Are there any other fish that rip there prey to shreads when they eat??? everything i can get just eat there prey whole


----------



## reefer (Aug 3, 2005)

Payara?


----------



## lightning2004 (Jun 25, 2005)

Woodro said:


> Are there any other fish that rip there prey to shreads when they eat??? everything i can get just eat there prey whole
> [snapback]1175660[/snapback]​


just get bigger feeders or whatever your feeding,,then they cant swallow whole they will have no choice but to tear it to shreads..


----------



## PuffPiff (May 23, 2005)

sneak some P's from another state


----------



## "qickshot" (Apr 19, 2005)

oscars are pretty agressive


----------



## jan (Apr 24, 2004)

reefer said:


> Payara?
> [snapback]1175671[/snapback]​


Nah...Payara's only look agressive, but are pretty mild tempered. If you want agression and a lot of action during feeding time get some exodon's.


----------



## AKSkirmish (Jun 24, 2005)

speak for yourself guy i had two payara that were as aggressive as hell.


----------



## reefer (Aug 3, 2005)

Pedro has 3" payara that are already eating fish bigger then them.


----------



## Judazzz (Jan 13, 2003)

Since this is about piranha alternatives:
*_Moved to Non-Piranha General Discussion_*


----------



## teamevil (May 18, 2005)

get a arrow head puffer







trust me they are bas ass


----------



## teamevil (May 18, 2005)

and there freash water


----------



## Mettle (Dec 29, 2003)

Get a tank full of buenos aires tetras. They get 3" long and can be pretty mean. We toss crickets in with the ones at work and they maul it, ripping legs and bits off of it until it's dead.
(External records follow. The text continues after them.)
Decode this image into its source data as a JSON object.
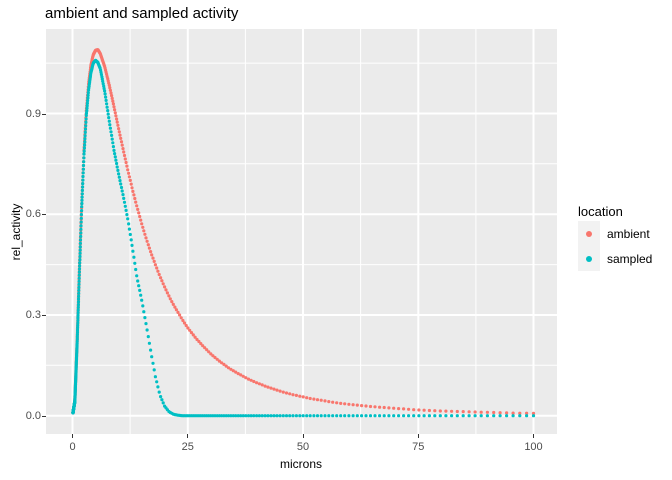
{
  "title": "ambient and sampled activity",
  "axes": {
    "x": {
      "label": "microns",
      "ticks": [
        {
          "label": "0",
          "value": 0
        },
        {
          "label": "25",
          "value": 25
        },
        {
          "label": "50",
          "value": 50
        },
        {
          "label": "75",
          "value": 75
        },
        {
          "label": "100",
          "value": 100
        }
      ]
    },
    "y": {
      "label": "rel_activity",
      "ticks": [
        {
          "label": "0.0",
          "value": 0
        },
        {
          "label": "0.3",
          "value": 0.3
        },
        {
          "label": "0.6",
          "value": 0.6
        },
        {
          "label": "0.9",
          "value": 0.9
        }
      ]
    }
  },
  "legend": {
    "title": "location",
    "items": [
      {
        "label": "ambient",
        "color": "#F8766D"
      },
      {
        "label": "sampled",
        "color": "#00BFC4"
      }
    ]
  },
  "colors": {
    "panel_background": "#EBEBEB",
    "gridline": "#FFFFFF",
    "tick_text": "#4D4D4D",
    "tick_mark": "#333333",
    "ambient": "#F8766D",
    "sampled": "#00BFC4"
  },
  "chart_data": {
    "type": "scatter",
    "title": "ambient and sampled activity",
    "xlabel": "microns",
    "ylabel": "rel_activity",
    "xlim": [
      0,
      100
    ],
    "x_major_ticks": [
      0,
      25,
      50,
      75,
      100
    ],
    "x_minor": [
      12.5,
      37.5,
      62.5,
      87.5
    ],
    "y_major_ticks": [
      0,
      0.3,
      0.6,
      0.9
    ],
    "y_minor": [
      0.15,
      0.45,
      0.75,
      1.05
    ],
    "grid": "white major and minor gridlines on grey panel",
    "legend_position": "right",
    "point_style": "small dots, log-spaced along x (dense at left, separated at right)",
    "series": [
      {
        "name": "ambient",
        "color": "#F8766D",
        "peak": {
          "x": 5.5,
          "y": 1.09
        },
        "points": [
          [
            0,
            0
          ],
          [
            0.5,
            0.043
          ],
          [
            1,
            0.218
          ],
          [
            1.5,
            0.435
          ],
          [
            2,
            0.632
          ],
          [
            2.5,
            0.79
          ],
          [
            3,
            0.908
          ],
          [
            3.5,
            0.99
          ],
          [
            4,
            1.044
          ],
          [
            4.5,
            1.075
          ],
          [
            5,
            1.088
          ],
          [
            5.5,
            1.09
          ],
          [
            6,
            1.079
          ],
          [
            7,
            1.039
          ],
          [
            8,
            0.983
          ],
          [
            9,
            0.92
          ],
          [
            10,
            0.855
          ],
          [
            11,
            0.792
          ],
          [
            12,
            0.731
          ],
          [
            13,
            0.674
          ],
          [
            14,
            0.621
          ],
          [
            15,
            0.572
          ],
          [
            16,
            0.527
          ],
          [
            17,
            0.486
          ],
          [
            18,
            0.449
          ],
          [
            19,
            0.414
          ],
          [
            20,
            0.383
          ],
          [
            21,
            0.354
          ],
          [
            22,
            0.328
          ],
          [
            23,
            0.305
          ],
          [
            24,
            0.282
          ],
          [
            25,
            0.262
          ],
          [
            26,
            0.244
          ],
          [
            27,
            0.227
          ],
          [
            28,
            0.212
          ],
          [
            29,
            0.198
          ],
          [
            30,
            0.184
          ],
          [
            32,
            0.161
          ],
          [
            34,
            0.141
          ],
          [
            36,
            0.125
          ],
          [
            38,
            0.11
          ],
          [
            40,
            0.098
          ],
          [
            42,
            0.087
          ],
          [
            44,
            0.078
          ],
          [
            46,
            0.069
          ],
          [
            48,
            0.062
          ],
          [
            50,
            0.056
          ],
          [
            52,
            0.05
          ],
          [
            54,
            0.046
          ],
          [
            56,
            0.041
          ],
          [
            58,
            0.037
          ],
          [
            60,
            0.034
          ],
          [
            65,
            0.027
          ],
          [
            70,
            0.022
          ],
          [
            75,
            0.017
          ],
          [
            80,
            0.014
          ],
          [
            85,
            0.012
          ],
          [
            90,
            0.01
          ],
          [
            95,
            0.008
          ],
          [
            100,
            0.007
          ]
        ]
      },
      {
        "name": "sampled",
        "color": "#00BFC4",
        "peak": {
          "x": 5,
          "y": 1.058
        },
        "points": [
          [
            0,
            0
          ],
          [
            0.5,
            0.042
          ],
          [
            1,
            0.215
          ],
          [
            1.5,
            0.428
          ],
          [
            2,
            0.623
          ],
          [
            2.5,
            0.778
          ],
          [
            3,
            0.894
          ],
          [
            3.5,
            0.972
          ],
          [
            4,
            1.022
          ],
          [
            4.5,
            1.05
          ],
          [
            5,
            1.058
          ],
          [
            5.5,
            1.052
          ],
          [
            6,
            1.035
          ],
          [
            7,
            0.965
          ],
          [
            8,
            0.875
          ],
          [
            9,
            0.79
          ],
          [
            10,
            0.72
          ],
          [
            11,
            0.655
          ],
          [
            12,
            0.585
          ],
          [
            13,
            0.5
          ],
          [
            14,
            0.41
          ],
          [
            15,
            0.345
          ],
          [
            16,
            0.27
          ],
          [
            17,
            0.19
          ],
          [
            18,
            0.115
          ],
          [
            19,
            0.06
          ],
          [
            20,
            0.028
          ],
          [
            21,
            0.011
          ],
          [
            22,
            0.004
          ],
          [
            23,
            0.001
          ],
          [
            24,
            0
          ],
          [
            30,
            0
          ],
          [
            40,
            0
          ],
          [
            50,
            0
          ],
          [
            60,
            0
          ],
          [
            70,
            0
          ],
          [
            80,
            0
          ],
          [
            90,
            0
          ],
          [
            100,
            0
          ]
        ]
      }
    ]
  }
}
Not a big giant fish or anything. But still cool, I think.


----------



## Woodro (Aug 31, 2005)

well it seemed a lil silly but your right every site i got to says those buenos aires tetras are a mean SOB if you don't feed them on time...well that is when they get bigger


----------



## Serygo (May 17, 2004)

YOUR IN FLORIDA!!!!
Go fishing for some pbass, Midas,,, anything...


----------



## scent troll (Apr 4, 2005)

dovii will rip prey apart too big to fit in their mouth. 
however, a shoal of reds and a small flightless animal are always a good mix. and by small flightless animal i mean a midget....


----------



## SERRAPYGO (Feb 4, 2003)

3xtacie said:


> YOUR IN FLORIDA!!!!
> Go fishing for some pbass, Midas,,, anything...
> [snapback]1177727[/snapback]​


Exactly! Go drag a shark out of the ocean.


----------



## rbp 4 135 (Mar 2, 2004)

ya dude you should have urau midas, jags and other pimp fish in your local waters.


----------



## Woodro (Aug 31, 2005)

i live in mid florida so all i got is bass speck and gars.....


----------